Cristiano Scazzola

Personal information
- Full name: Cristiano Scazzola
- Date of birth: 20 July 1971 (age 53)
- Place of birth: Loano, Italy
- Position(s): Midfielder

Team information
- Current team: Monterosi (head coach)

Senior career*
- Years: Team / Apps / (Gls)
- 1989–1991: Genoa / 0 / (0)
- 1991–1993: Massese / 27 / (1)
- 1993–1994: Spezia / 30 / (6)
- 1994–1996: Fiorenzuola / 59 / (4)
- 1996–1997: Genoa / 10 / (0)
- 1997–1998: Modena / 39 / (3)
- 1998–1999: Lecco / 24 / (5)
- 1999–2001: Alessandria / 55 / (15)
- 2001–2002: Monza / 30 / (4)
- 2002–2003: Lumezzane / 14 / (0)
- 2003: Paternò / 11 / (2)
- 2003–2004: Ivrea / 28 / (2)
- 2004–2006: Monza / 40 / (4)
- 2006: Pisa / 6 / (1)
- 2006–2010: Pro Belvedere Vercelli / 100 / (16)

Managerial career
- 2013–2015: Pro Vercelli
- 2016–2017: Robur Siena
- 2017: Casertana
- 2018–2019: Cuneo
- 2019–2020: Alessandria
- 2021–2022: Piacenza
- 2022–2023: Piacenza
- 2024–: Monterosi

= Cristiano Scazzola =

Italian footballer and coach (born 1971)

Cristiano Scazzola (born 20 July 1971) is an Italian football coach and former player, currently in charge of club Monterosi.

==Playing career==
A Genoa youth product, Scazzola made his professional debut in a 1990–91 Coppa Italia game against Roma. He successively left Genoa to pursue a long career in the lower divisions, starting with Massese (Serie C1) in 1991. He made his Serie B debut in 1996, in what was a short comeback of his at Genoa. He left professional football in 2006 after a short stint with Pisa to join Vercelli-based amateurs Pro Belvedere, with whom he served as a captain in the club's historical Serie D promotion in 2009. He retired in 2010, aged 39, after a Serie C2 season in which he served contemporaneously as both player and assistant head coach.

==Coaching career==
After retirement, Scazzola accepted a youth coach position at the club after it merged with and changed denomination to Pro Vercelli. In 2012, he took charge of the Primavera under-19 club at the club, and in 2013 he was named new head coach for the club's 2013–14 Lega Pro Prima Divisione campaign.
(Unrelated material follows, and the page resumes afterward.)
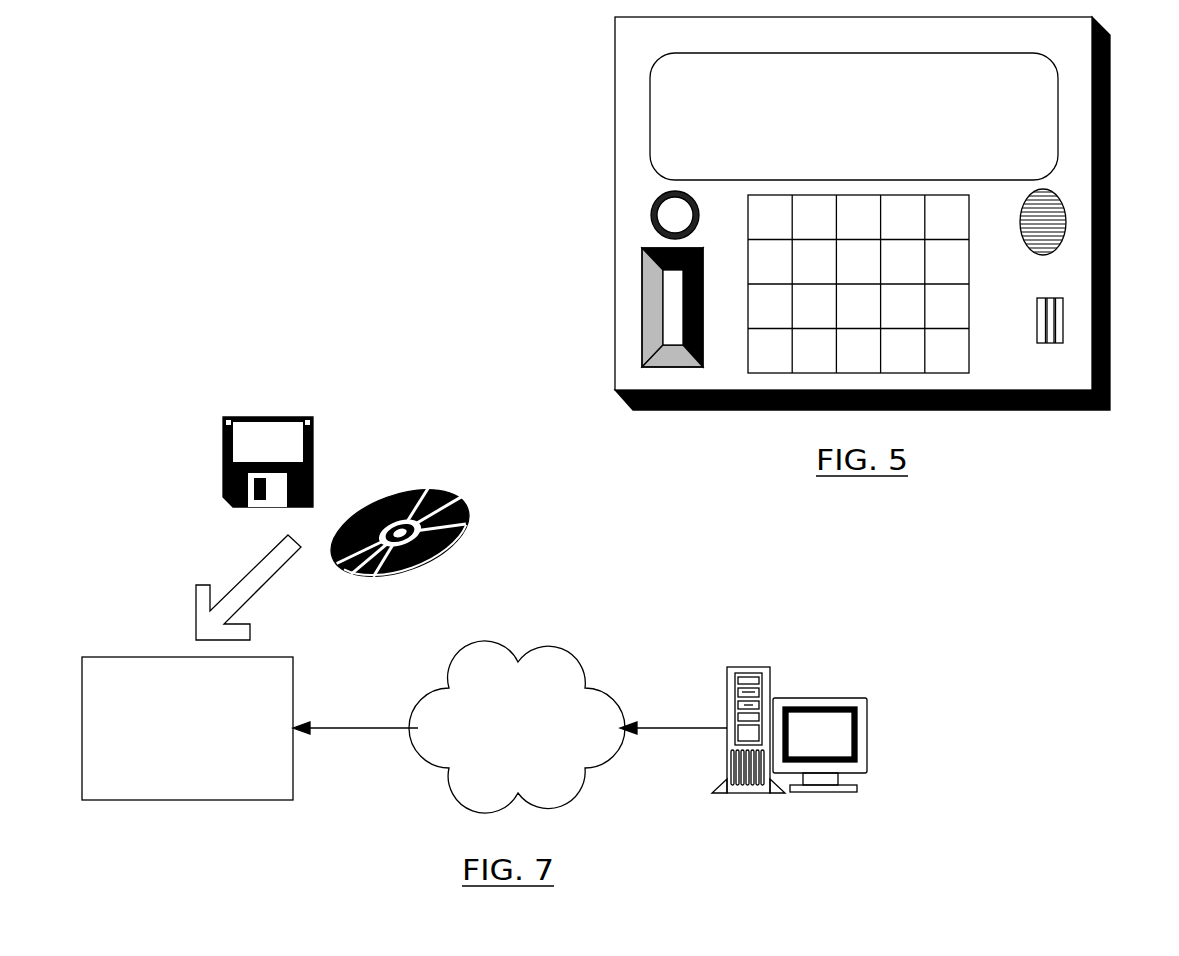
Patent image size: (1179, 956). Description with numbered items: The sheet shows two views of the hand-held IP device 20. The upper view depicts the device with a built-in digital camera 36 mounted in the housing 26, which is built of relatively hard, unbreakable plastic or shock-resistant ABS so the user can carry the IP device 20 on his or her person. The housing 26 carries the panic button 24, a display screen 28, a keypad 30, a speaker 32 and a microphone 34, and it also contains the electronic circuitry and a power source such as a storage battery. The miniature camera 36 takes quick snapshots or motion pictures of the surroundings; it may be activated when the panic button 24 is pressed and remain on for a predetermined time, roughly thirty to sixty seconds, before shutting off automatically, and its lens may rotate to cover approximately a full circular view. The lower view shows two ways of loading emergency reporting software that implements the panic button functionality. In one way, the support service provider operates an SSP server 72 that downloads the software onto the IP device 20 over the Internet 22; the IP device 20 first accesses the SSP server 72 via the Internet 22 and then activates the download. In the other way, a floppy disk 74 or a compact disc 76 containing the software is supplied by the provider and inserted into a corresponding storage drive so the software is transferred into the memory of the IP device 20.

In his first season as a head coach, Scazzola succeeded in guiding Pro Vercelli to second place in the league, behind champions Virtus Entella, and then won the promotion playoffs to bring his club swiftly back to Serie B. He was successively confirmed as head coach of Pro Vercelli for the 2014–15 Serie B season.

As head coach of a newly promoted Serie B club, Scazzola was also successfully admitted to the yearly UEFA Pro Licence course to be held in Coverciano.
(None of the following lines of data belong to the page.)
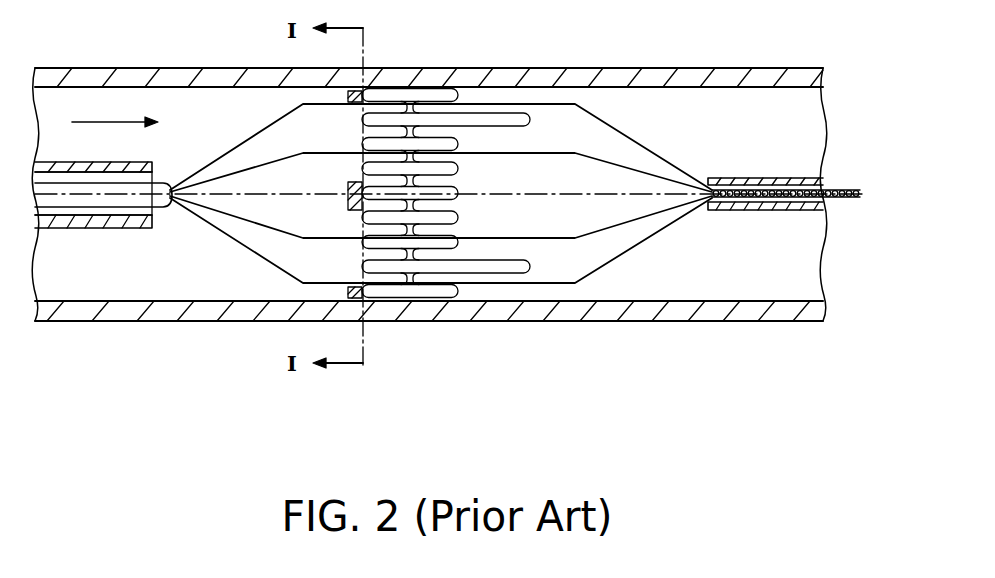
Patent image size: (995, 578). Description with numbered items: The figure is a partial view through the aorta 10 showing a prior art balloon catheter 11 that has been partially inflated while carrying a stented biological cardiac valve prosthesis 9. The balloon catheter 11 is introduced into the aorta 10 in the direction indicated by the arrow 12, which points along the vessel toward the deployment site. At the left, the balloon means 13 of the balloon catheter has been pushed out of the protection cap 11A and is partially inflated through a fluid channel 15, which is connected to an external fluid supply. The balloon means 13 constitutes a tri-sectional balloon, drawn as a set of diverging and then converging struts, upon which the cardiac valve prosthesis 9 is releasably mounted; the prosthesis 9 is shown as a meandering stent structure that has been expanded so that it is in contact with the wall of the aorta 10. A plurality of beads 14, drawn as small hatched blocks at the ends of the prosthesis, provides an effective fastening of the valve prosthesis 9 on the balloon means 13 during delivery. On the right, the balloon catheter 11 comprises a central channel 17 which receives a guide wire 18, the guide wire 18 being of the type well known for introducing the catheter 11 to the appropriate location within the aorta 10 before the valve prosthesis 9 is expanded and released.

The cardiac valve prosthesis 9 is at (436, 254).
The aorta 10 is at (197, 313).
The balloon catheter 11 is at (97, 222).
The protection cap 11A is at (77, 229).
The arrow 12 is at (96, 123).
The balloon means 13 is at (243, 250).
The beads 14 is at (348, 97).
The fluid channel 15 is at (164, 182).
The central channel 17 is at (757, 178).
The guide wire 18 is at (838, 188).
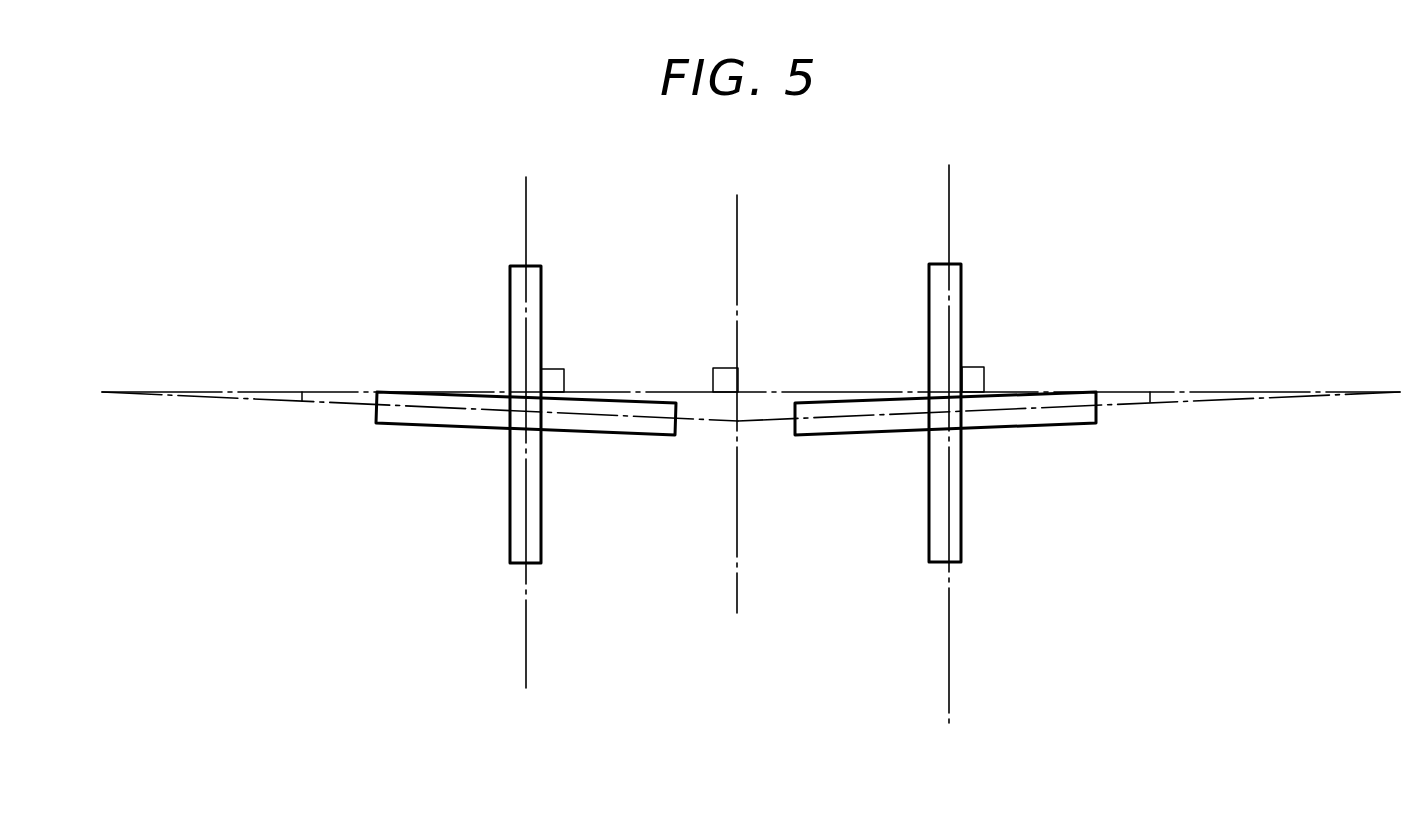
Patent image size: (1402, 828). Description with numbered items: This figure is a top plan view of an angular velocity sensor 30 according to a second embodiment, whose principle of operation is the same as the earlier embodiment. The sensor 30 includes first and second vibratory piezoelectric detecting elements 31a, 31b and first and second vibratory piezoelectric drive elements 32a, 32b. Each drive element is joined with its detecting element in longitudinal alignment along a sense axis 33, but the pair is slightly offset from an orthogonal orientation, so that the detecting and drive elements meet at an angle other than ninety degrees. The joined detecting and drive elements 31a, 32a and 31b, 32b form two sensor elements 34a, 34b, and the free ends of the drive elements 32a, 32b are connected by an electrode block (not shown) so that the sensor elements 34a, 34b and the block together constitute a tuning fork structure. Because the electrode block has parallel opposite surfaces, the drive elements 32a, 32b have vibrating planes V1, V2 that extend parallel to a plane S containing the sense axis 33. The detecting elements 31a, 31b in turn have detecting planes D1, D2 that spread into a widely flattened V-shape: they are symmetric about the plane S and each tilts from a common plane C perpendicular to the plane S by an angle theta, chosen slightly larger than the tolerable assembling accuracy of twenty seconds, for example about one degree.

The angular velocity sensor 30 is at (871, 257).
The first vibratory piezoelectric detecting element 31a is at (1078, 392).
The second vibratory piezoelectric detecting element 31b is at (416, 392).
The first vibratory piezoelectric drive element 32a is at (962, 278).
The second vibratory piezoelectric drive element 32b is at (518, 295).
The sense axis 33 is at (739, 391).
The first sensor element 34a is at (1042, 238).
The second sensor element 34b is at (434, 226).
The plane containing the sense axis S is at (740, 220).
The horizontal reference line C is at (683, 390).
The vibrating plane of the first drive element V1 is at (949, 681).
The vibrating plane of the second drive element V2 is at (526, 664).
The detecting plane of the first detecting element D1 is at (1027, 425).
The detecting plane of the second detecting element D2 is at (441, 426).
On 19 January 2020, he was dismissed by Serie C club Alessandria.

On 26 January 2021, he was hired by Serie C club Piacenza. He parted ways with Piacenza on 20 May 2022, after guiding the club to escape relegation by the end of the 2020–21 season and a mid-table placement in the following one. On 3 October 2022, he was re-hired as Piacenza manager. He was sacked on 18 February 2023 after failing to lead Piacenza out of the direct relegation zone.

On 5 February 2024, Scazzola took over at relegation-battling Serie C club Monterosi until the end of the season.